Although the sand cat is not good at leaping or climbing, it is great at digging in the ground. Thanks to that skill, it can create shallow burrows in which it cools down during extremely hot days. It can also sleep on its back, outside the burrow, to let as much hotness escape from its body and hot shelter as it is possible. Burrows can be shared with other individuals, but one den can be occupied by only one cat.
The animal is usually nocturnal, except for the Pakistan subspecies, that is active at night in the summer, and in the winter it is active at dawn and dusk. The observers claim that when the cat meets people at night, it closes its eyes so that people can’t see them glow in the dark which could show the presence of the cat.
The sand cat makes vocalizations usually in the mating season. This way, mates can hear each other from far distances.
The sand cat is a typical loner during the whole year. However, its habits change when it’s time for mating.
It may seem that good hearing is an important element of mating, because it’s vital for the communication between mates. The rutting season (period of fertility of females) lasts 5-6 days. In this time, a female sand cat marks the territory with her scent to attract a male.
The sand cat can breed more often than once a year, and breeding seasons are dependent on the area a cat lives in. In Sahara, this season starts in January and ends in April. In Turkestan, its starts not earlier than in April. And in Pakistan, the breeding season is between September and October.
Pregnancy usually lasts 59-63 days, and after that, a female gives birth to 1-8 kittens (4-5 on average). They become sexually mature after 9-14 months, but they become independent from their mother when they’re 6-8 months old. It is suspected, that this quick process of becoming independent and sexually mature is the most advantageous solution in unfavorable environmental conditions.
Detailed information / size
Sand cat (Felis margarita)
- Body length without the tail: 39-52 cm (15 to 20 in)
- Tail length: 23-31 cm (9 to 12 in)
- Weight: Males: 2.1-3.4 kg (4.6 – 7.5 lb), females: 1.4-3.1 kg (3.1 – 6.8 lb)
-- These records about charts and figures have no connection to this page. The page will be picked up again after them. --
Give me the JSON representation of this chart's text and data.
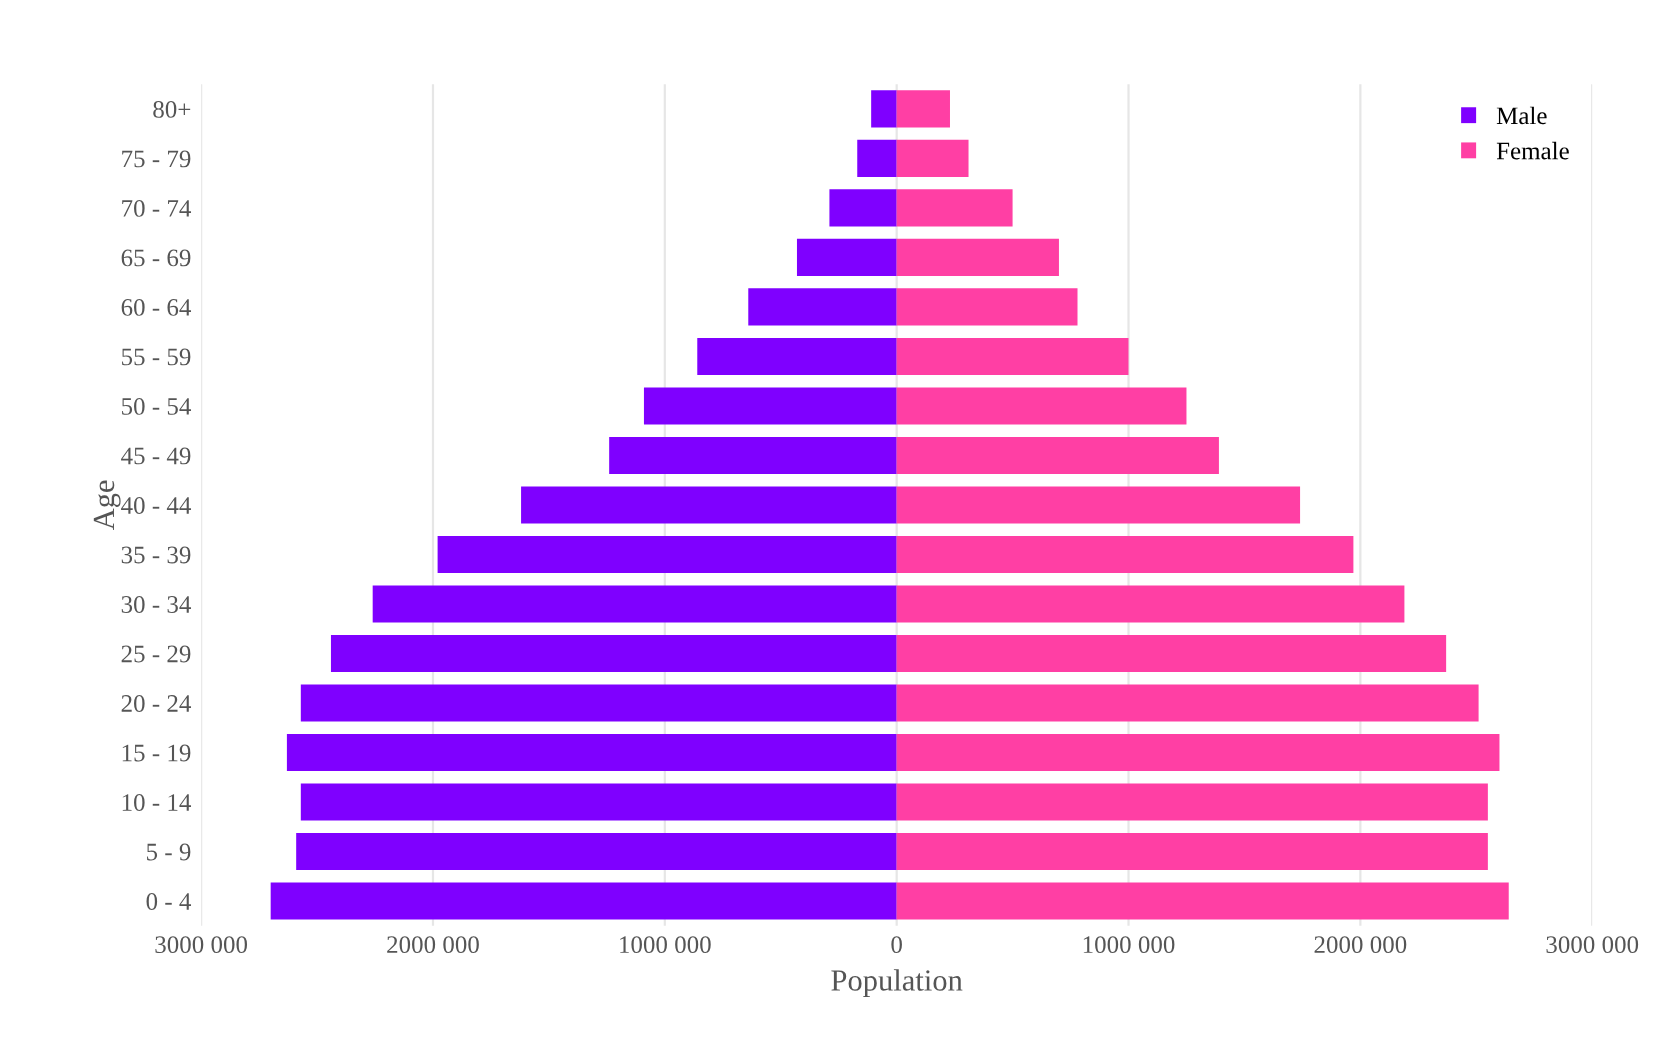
{
  "chart_data": {
    "type": "bar",
    "orientation": "horizontal",
    "xlabel": "Population",
    "ylabel": "Age",
    "categories": [
      "80+",
      "75 - 79",
      "70 - 74",
      "65 - 69",
      "60 - 64",
      "55 - 59",
      "50 - 54",
      "45 - 49",
      "40 - 44",
      "35 - 39",
      "30 - 34",
      "25 - 29",
      "20 - 24",
      "15 - 19",
      "10 - 14",
      "5 - 9",
      "0 - 4"
    ],
    "series": [
      {
        "name": "Male",
        "color": "#7f00ff",
        "values": [
          -110000,
          -170000,
          -290000,
          -430000,
          -640000,
          -860000,
          -1090000,
          -1240000,
          -1620000,
          -1980000,
          -2260000,
          -2440000,
          -2570000,
          -2630000,
          -2570000,
          -2590000,
          -2700000
        ]
      },
      {
        "name": "Female",
        "color": "#ff3fa4",
        "values": [
          230000,
          310000,
          500000,
          700000,
          780000,
          1000000,
          1250000,
          1390000,
          1740000,
          1970000,
          2190000,
          2370000,
          2510000,
          2600000,
          2550000,
          2550000,
          2640000
        ]
      }
    ],
    "xlim": [
      -3000000,
      3000000
    ],
    "stacked": true,
    "xticks": [
      {
        "value": -3000000,
        "label": "3000 000"
      },
      {
        "value": -2000000,
        "label": "2000 000"
      },
      {
        "value": -1000000,
        "label": "1000 000"
      },
      0,
      {
        "value": 1000000,
        "label": "1000 000"
      },
      {
        "value": 2000000,
        "label": "2000 000"
      },
      {
        "value": 3000000,
        "label": "3000 000"
      }
    ],
    "grid": "x",
    "legend": "top right"
  }
}
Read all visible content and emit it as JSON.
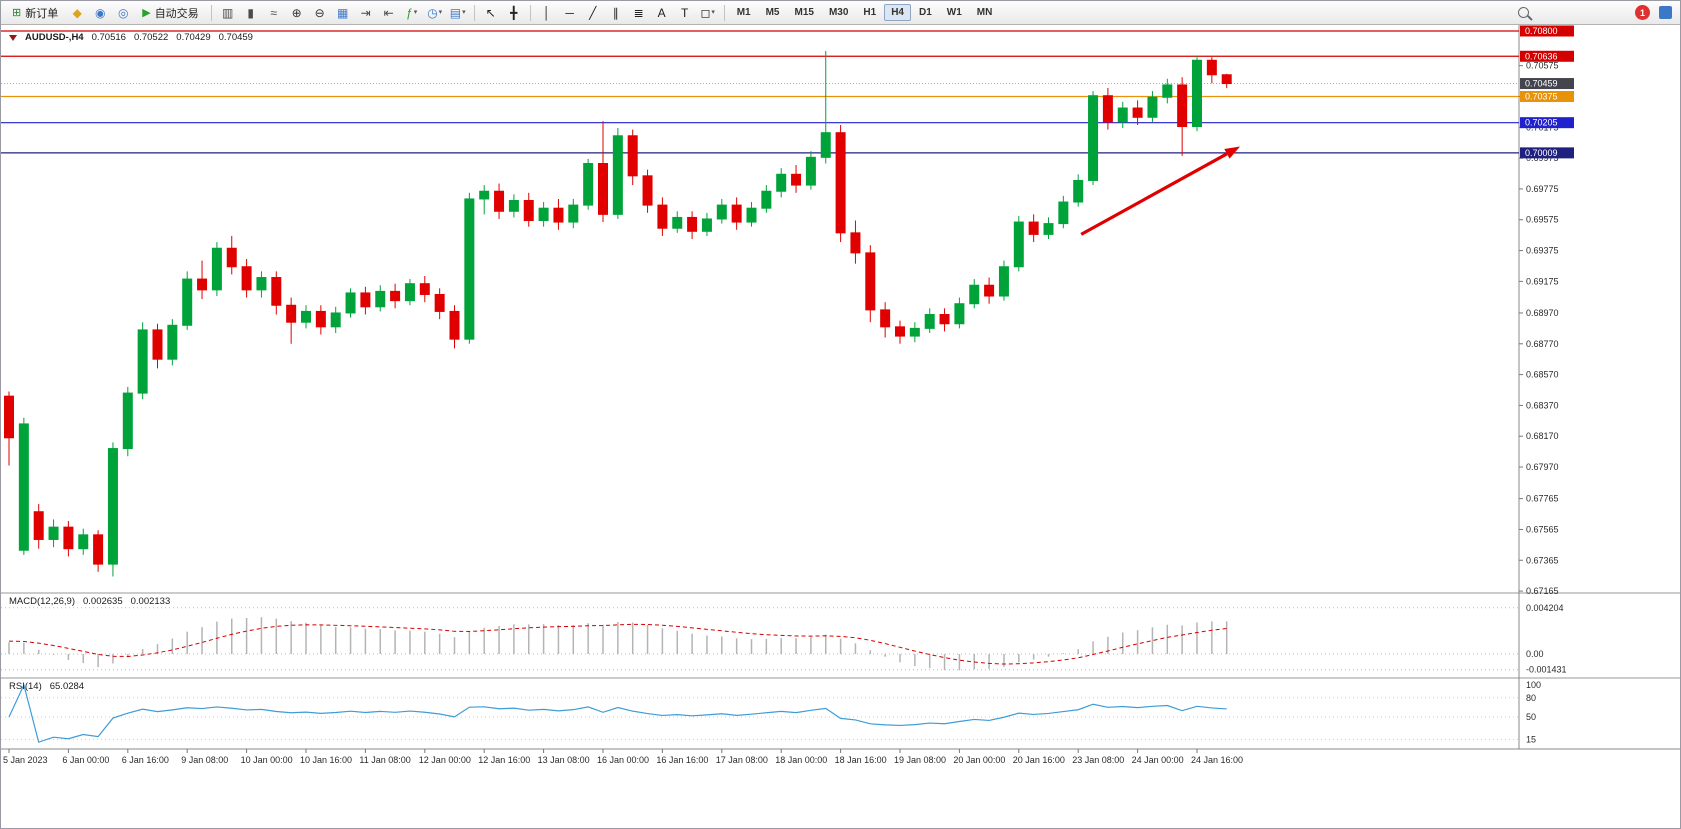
{
  "toolbar": {
    "caret_glyph": "▾",
    "notification_count": "1",
    "timeframes": {
      "labels": [
        "M1",
        "M5",
        "M15",
        "M30",
        "H1",
        "H4",
        "D1",
        "W1",
        "MN"
      ],
      "active": "H4"
    },
    "items": [
      {
        "kind": "btn",
        "name": "new-order-button",
        "glyph": "⊞",
        "glyph_color": "#2f7d32",
        "label": "新订单"
      },
      {
        "kind": "icon",
        "name": "gold-icon",
        "glyph": "◆",
        "glyph_color": "#DBA520"
      },
      {
        "kind": "icon",
        "name": "mql5-community-icon",
        "glyph": "◉",
        "glyph_color": "#3D78C8"
      },
      {
        "kind": "icon",
        "name": "support-icon",
        "glyph": "◎",
        "glyph_color": "#3D78C8"
      },
      {
        "kind": "btn",
        "name": "auto-trading-button",
        "glyph": "▶",
        "glyph_color": "#2CA02C",
        "label": "自动交易"
      },
      {
        "kind": "sep"
      },
      {
        "kind": "icon",
        "name": "bar-chart-icon",
        "glyph": "▥",
        "glyph_color": "#4a4a4a"
      },
      {
        "kind": "icon",
        "name": "candlestick-chart-icon",
        "glyph": "▮",
        "glyph_color": "#4a4a4a"
      },
      {
        "kind": "icon",
        "name": "line-chart-icon",
        "glyph": "≈",
        "glyph_color": "#4a4a4a"
      },
      {
        "kind": "icon",
        "name": "zoom-in-icon",
        "glyph": "⊕",
        "glyph_color": "#333333"
      },
      {
        "kind": "icon",
        "name": "zoom-out-icon",
        "glyph": "⊖",
        "glyph_color": "#333333"
      },
      {
        "kind": "icon",
        "name": "tile-windows-icon",
        "glyph": "▦",
        "glyph_color": "#3D78C8"
      },
      {
        "kind": "icon",
        "name": "auto-scroll-icon",
        "glyph": "⇥",
        "glyph_color": "#4a4a4a"
      },
      {
        "kind": "icon",
        "name": "chart-shift-icon",
        "glyph": "⇤",
        "glyph_color": "#4a4a4a"
      },
      {
        "kind": "icon",
        "name": "indicators-icon",
        "glyph": "ƒ",
        "glyph_color": "#2CA02C",
        "caret": true
      },
      {
        "kind": "icon",
        "name": "periods-icon",
        "glyph": "◷",
        "glyph_color": "#3D78C8",
        "caret": true
      },
      {
        "kind": "icon",
        "name": "templates-icon",
        "glyph": "▤",
        "glyph_color": "#3D78C8",
        "caret": true
      },
      {
        "kind": "sep"
      },
      {
        "kind": "icon",
        "name": "cursor-icon",
        "glyph": "↖",
        "glyph_color": "#222222"
      },
      {
        "kind": "icon",
        "name": "crosshair-icon",
        "glyph": "╋",
        "glyph_color": "#222222"
      },
      {
        "kind": "sep"
      },
      {
        "kind": "icon",
        "name": "vertical-line-icon",
        "glyph": "│",
        "glyph_color": "#222222"
      },
      {
        "kind": "icon",
        "name": "horizontal-line-icon",
        "glyph": "─",
        "glyph_color": "#222222"
      },
      {
        "kind": "icon",
        "name": "trendline-icon",
        "glyph": "╱",
        "glyph_color": "#222222"
      },
      {
        "kind": "icon",
        "name": "equidistant-channel-icon",
        "glyph": "∥",
        "glyph_color": "#222222"
      },
      {
        "kind": "icon",
        "name": "fibonacci-icon",
        "glyph": "≣",
        "glyph_color": "#222222"
      },
      {
        "kind": "icon",
        "name": "text-icon",
        "glyph": "A",
        "glyph_color": "#222222"
      },
      {
        "kind": "icon",
        "name": "text-label-icon",
        "glyph": "T",
        "glyph_color": "#222222"
      },
      {
        "kind": "icon",
        "name": "shapes-icon",
        "glyph": "◻",
        "glyph_color": "#222222",
        "caret": true
      },
      {
        "kind": "sep"
      },
      {
        "kind": "tfgroup"
      },
      {
        "kind": "spacer"
      },
      {
        "kind": "search",
        "name": "search-icon"
      },
      {
        "kind": "gap"
      },
      {
        "kind": "badge",
        "name": "notification-badge"
      },
      {
        "kind": "icon",
        "name": "chat-icon",
        "glyph": "",
        "glyph_color": "#3D78C8",
        "chat": true
      }
    ]
  },
  "chart": {
    "symbol_header": "AUDUSD-,H4",
    "ohlc": {
      "open": "0.70516",
      "high": "0.70522",
      "low": "0.70429",
      "close": "0.70459"
    },
    "current_price": {
      "price": 0.70459,
      "label": "0.70459"
    },
    "price_ticks": [
      "0.70575",
      "0.70375",
      "0.70175",
      "0.69975",
      "0.69775",
      "0.69575",
      "0.69375",
      "0.69175",
      "0.68970",
      "0.68770",
      "0.68570",
      "0.68370",
      "0.68170",
      "0.67970",
      "0.67765",
      "0.67565",
      "0.67365",
      "0.67165"
    ],
    "macd": {
      "title": "MACD(12,26,9)",
      "main_value": "0.002635",
      "signal_value": "0.002133",
      "axis_labels": [
        {
          "text": "0.004204",
          "value": 0.004204
        },
        {
          "text": "0.00",
          "value": 0
        },
        {
          "text": "-0.001431",
          "value": -0.001431
        }
      ]
    },
    "rsi": {
      "title": "RSI(14)",
      "value": "65.0284",
      "axis_labels": [
        {
          "text": "100",
          "value": 100
        },
        {
          "text": "80",
          "value": 80
        },
        {
          "text": "50",
          "value": 50
        },
        {
          "text": "15",
          "value": 15
        }
      ]
    }
  },
  "chart_data": {
    "type": "candlestick",
    "symbol": "AUDUSD",
    "timeframe": "H4",
    "label_every_n_bars": 4,
    "x_labels": [
      "5 Jan 2023",
      "6 Jan 00:00",
      "6 Jan 16:00",
      "9 Jan 08:00",
      "10 Jan 00:00",
      "10 Jan 16:00",
      "11 Jan 08:00",
      "12 Jan 00:00",
      "12 Jan 16:00",
      "13 Jan 08:00",
      "16 Jan 00:00",
      "16 Jan 16:00",
      "17 Jan 08:00",
      "18 Jan 00:00",
      "18 Jan 16:00",
      "19 Jan 08:00",
      "20 Jan 00:00",
      "20 Jan 16:00",
      "23 Jan 08:00",
      "24 Jan 00:00",
      "24 Jan 16:00"
    ],
    "price_axis": {
      "visible_min": 0.671,
      "visible_max": 0.7086
    },
    "candles": [
      [
        0.6843,
        0.6846,
        0.6798,
        0.6816
      ],
      [
        0.6743,
        0.6829,
        0.674,
        0.6825
      ],
      [
        0.6768,
        0.6773,
        0.6744,
        0.675
      ],
      [
        0.675,
        0.6763,
        0.6745,
        0.6758
      ],
      [
        0.6758,
        0.6762,
        0.6739,
        0.6744
      ],
      [
        0.6744,
        0.6757,
        0.674,
        0.6753
      ],
      [
        0.6753,
        0.6756,
        0.6729,
        0.6734
      ],
      [
        0.6734,
        0.6813,
        0.6726,
        0.6809
      ],
      [
        0.6809,
        0.6849,
        0.6804,
        0.6845
      ],
      [
        0.6845,
        0.6891,
        0.6841,
        0.6886
      ],
      [
        0.6886,
        0.689,
        0.6861,
        0.6867
      ],
      [
        0.6867,
        0.6893,
        0.6863,
        0.6889
      ],
      [
        0.6889,
        0.6924,
        0.6886,
        0.6919
      ],
      [
        0.6919,
        0.6931,
        0.6906,
        0.6912
      ],
      [
        0.6912,
        0.6943,
        0.6908,
        0.6939
      ],
      [
        0.6939,
        0.6947,
        0.6922,
        0.6927
      ],
      [
        0.6927,
        0.6932,
        0.6907,
        0.6912
      ],
      [
        0.6912,
        0.6924,
        0.6907,
        0.692
      ],
      [
        0.692,
        0.6924,
        0.6896,
        0.6902
      ],
      [
        0.6902,
        0.6907,
        0.6877,
        0.6891
      ],
      [
        0.6891,
        0.6902,
        0.6887,
        0.6898
      ],
      [
        0.6898,
        0.6902,
        0.6883,
        0.6888
      ],
      [
        0.6888,
        0.6901,
        0.6884,
        0.6897
      ],
      [
        0.6897,
        0.6913,
        0.6894,
        0.691
      ],
      [
        0.691,
        0.6914,
        0.6896,
        0.6901
      ],
      [
        0.6901,
        0.6915,
        0.6898,
        0.6911
      ],
      [
        0.6911,
        0.6916,
        0.69,
        0.6905
      ],
      [
        0.6905,
        0.6919,
        0.6902,
        0.6916
      ],
      [
        0.6916,
        0.6921,
        0.6904,
        0.6909
      ],
      [
        0.6909,
        0.6913,
        0.6893,
        0.6898
      ],
      [
        0.6898,
        0.6902,
        0.6874,
        0.688
      ],
      [
        0.688,
        0.6975,
        0.6877,
        0.6971
      ],
      [
        0.6971,
        0.698,
        0.6961,
        0.6976
      ],
      [
        0.6976,
        0.6981,
        0.6958,
        0.6963
      ],
      [
        0.6963,
        0.6974,
        0.6959,
        0.697
      ],
      [
        0.697,
        0.6975,
        0.6953,
        0.6957
      ],
      [
        0.6957,
        0.6969,
        0.6953,
        0.6965
      ],
      [
        0.6965,
        0.6971,
        0.6951,
        0.6956
      ],
      [
        0.6956,
        0.6971,
        0.6952,
        0.6967
      ],
      [
        0.6967,
        0.6997,
        0.6964,
        0.6994
      ],
      [
        0.6994,
        0.70215,
        0.6956,
        0.6961
      ],
      [
        0.6961,
        0.7017,
        0.6958,
        0.7012
      ],
      [
        0.7012,
        0.7016,
        0.698,
        0.6986
      ],
      [
        0.6986,
        0.699,
        0.6962,
        0.6967
      ],
      [
        0.6967,
        0.6972,
        0.6947,
        0.6952
      ],
      [
        0.6952,
        0.6963,
        0.6949,
        0.6959
      ],
      [
        0.6959,
        0.6963,
        0.6945,
        0.695
      ],
      [
        0.695,
        0.6962,
        0.6947,
        0.6958
      ],
      [
        0.6958,
        0.6971,
        0.6955,
        0.6967
      ],
      [
        0.6967,
        0.6972,
        0.6951,
        0.6956
      ],
      [
        0.6956,
        0.6969,
        0.6953,
        0.6965
      ],
      [
        0.6965,
        0.698,
        0.6962,
        0.6976
      ],
      [
        0.6976,
        0.6991,
        0.6972,
        0.6987
      ],
      [
        0.6987,
        0.6993,
        0.6975,
        0.698
      ],
      [
        0.698,
        0.7002,
        0.6977,
        0.6998
      ],
      [
        0.6998,
        0.7067,
        0.6994,
        0.7014
      ],
      [
        0.7014,
        0.7019,
        0.6943,
        0.6949
      ],
      [
        0.6949,
        0.6957,
        0.6929,
        0.6936
      ],
      [
        0.6936,
        0.6941,
        0.6891,
        0.6899
      ],
      [
        0.6899,
        0.6904,
        0.6881,
        0.6888
      ],
      [
        0.6888,
        0.6892,
        0.6877,
        0.6882
      ],
      [
        0.6882,
        0.6891,
        0.6878,
        0.6887
      ],
      [
        0.6887,
        0.69,
        0.6884,
        0.6896
      ],
      [
        0.6896,
        0.69,
        0.6885,
        0.689
      ],
      [
        0.689,
        0.6907,
        0.6887,
        0.6903
      ],
      [
        0.6903,
        0.6919,
        0.69,
        0.6915
      ],
      [
        0.6915,
        0.692,
        0.6903,
        0.6908
      ],
      [
        0.6908,
        0.6931,
        0.6905,
        0.6927
      ],
      [
        0.6927,
        0.696,
        0.6924,
        0.6956
      ],
      [
        0.6956,
        0.6961,
        0.6943,
        0.6948
      ],
      [
        0.6948,
        0.6959,
        0.6945,
        0.6955
      ],
      [
        0.6955,
        0.6973,
        0.6952,
        0.6969
      ],
      [
        0.6969,
        0.6987,
        0.6966,
        0.6983
      ],
      [
        0.6983,
        0.7041,
        0.698,
        0.7038
      ],
      [
        0.7038,
        0.7043,
        0.7016,
        0.7021
      ],
      [
        0.7021,
        0.7034,
        0.7017,
        0.703
      ],
      [
        0.703,
        0.7035,
        0.7019,
        0.7024
      ],
      [
        0.7024,
        0.7041,
        0.7021,
        0.7037
      ],
      [
        0.7037,
        0.7049,
        0.7033,
        0.7045
      ],
      [
        0.7045,
        0.705,
        0.6999,
        0.7018
      ],
      [
        0.7018,
        0.7064,
        0.7015,
        0.7061
      ],
      [
        0.7061,
        0.7063,
        0.7046,
        0.70516
      ],
      [
        0.70516,
        0.70522,
        0.70429,
        0.70459
      ]
    ],
    "hlines": [
      {
        "price": 0.708,
        "label": "0.70800",
        "color": "#D40000"
      },
      {
        "price": 0.70636,
        "label": "0.70636",
        "color": "#D40000"
      },
      {
        "price": 0.70375,
        "label": "0.70375",
        "color": "#E8920A"
      },
      {
        "price": 0.70205,
        "label": "0.70205",
        "color": "#2020CC"
      },
      {
        "price": 0.70009,
        "label": "0.70009",
        "color": "#202080"
      }
    ],
    "trend_arrow": {
      "from": {
        "bar": 72.2,
        "price": 0.6948
      },
      "to": {
        "bar": 82.9,
        "price": 0.7005
      },
      "color": "#E00000"
    },
    "indicators": [
      {
        "name": "MACD",
        "params": [
          12,
          26,
          9
        ],
        "last_main": 0.002635,
        "last_signal": 0.002133
      },
      {
        "name": "RSI",
        "params": [
          14
        ],
        "last_value": 65.0284
      }
    ]
  },
  "colors": {
    "candle_up": "#00A33A",
    "candle_down": "#E00000",
    "macd_histogram": "#B4B4B4",
    "macd_signal": "#D40000",
    "rsi_line": "#3E9CD8",
    "axis_text": "#2A2A2A",
    "bid_label_bg": "#44444E",
    "grid_sep": "#999999"
  }
}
- Lifespan: to 13 years in captivity; it is unknown how long it lives in the wild.
Sand cat – interesting facts
- The sand cat is the smallest wild cat.
- The sand cat’s bite force quotient is the highest among all cats (Felis).
- Snakes, owls and jackals are the major threat for the sand cat. Apart from these natural enemies, it is also threatened by humans, because they poison and poach the cats for the sake of trade in animals. Nevertheless, the sand cat is the least endangered felid in the world.
- Because of its secretive nature, the sand cat hasn’t been known well. Therefore, the estimated population value and range of distribution may be understated.